ElasticSearch indexing on web
What does this MR do?
Instead of the current horizontal indexing (indexing all of DB first, then indexing all repos), a more vertical approach is offered, which indexes one project's database content and repository content as one unit of operation. This is done using background jobs.
This way of indexing on a project level is more scalable, as each job takes less time, and can survive across deployments. It is also easier to handle in case of failure, as we don't have to index from beginning again.
This is triggered through a button in the admin page. In the future this will be expanded to include more options. This behind a feature flag, so we can test the performance first, and also give time for UI to be polished.
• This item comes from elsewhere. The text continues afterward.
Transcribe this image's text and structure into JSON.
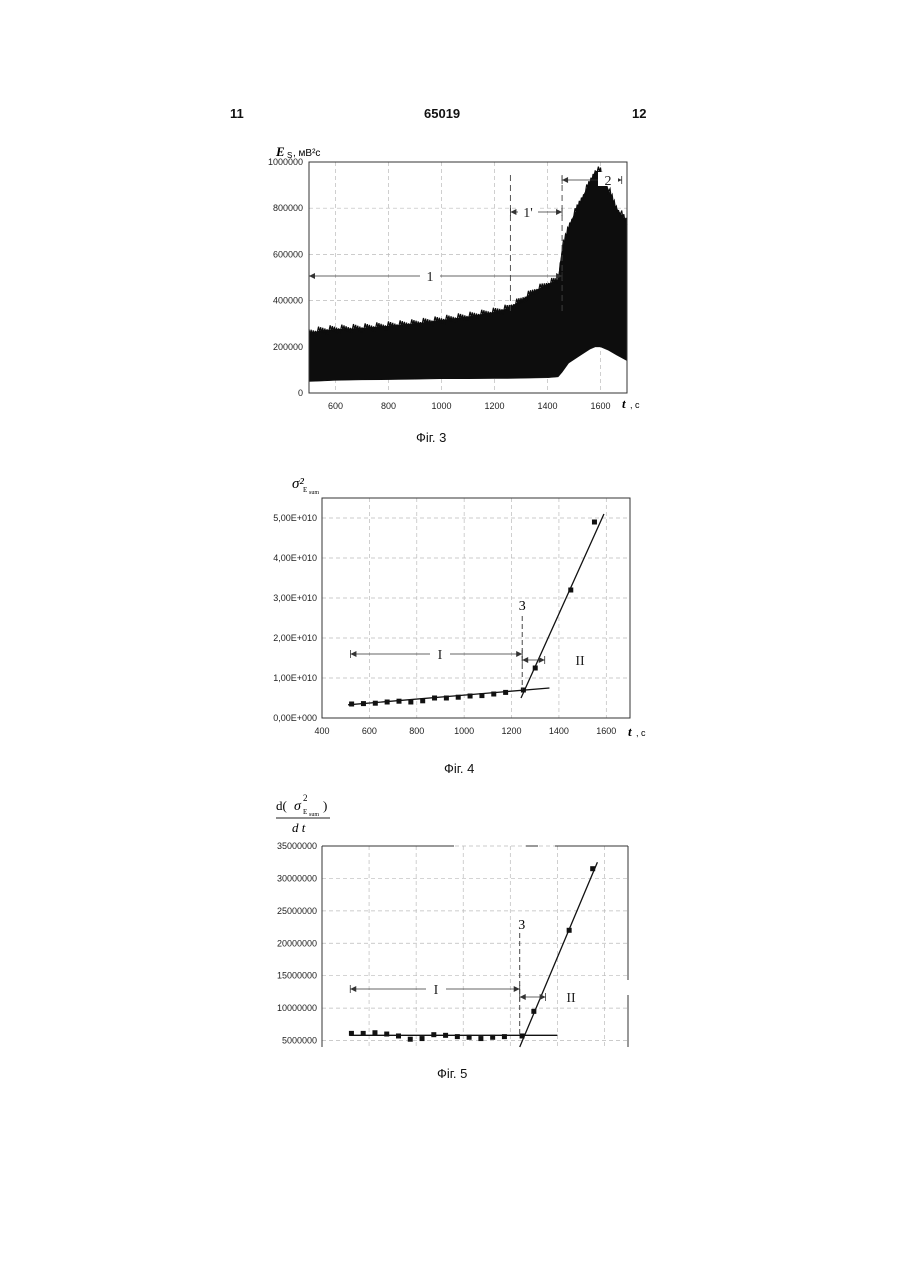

Close #5299 (closed), as this can solve indexing gap issue.
Screenshots
the button to trigger indexing
flash message to indicate successful scheduling and link to queue
Does this MR meet the acceptance criteria?
Conformity
-
Changelog entry -
Documentation created/updated or follow-up review issue created -
Code review guidelines -
Merge request performance guidelines -
Style guides -
Database guides -
Separation of EE specific content
Performance and testing
Currently the rake task would take 1 day to complete the indexing on the database portion. After switching to background jobs, this will take longer (as each job is executed 2 minutes apart from each other).
-
Review and add/update tests for this feature/bug. Consider all test levels. See the Test Planning Process.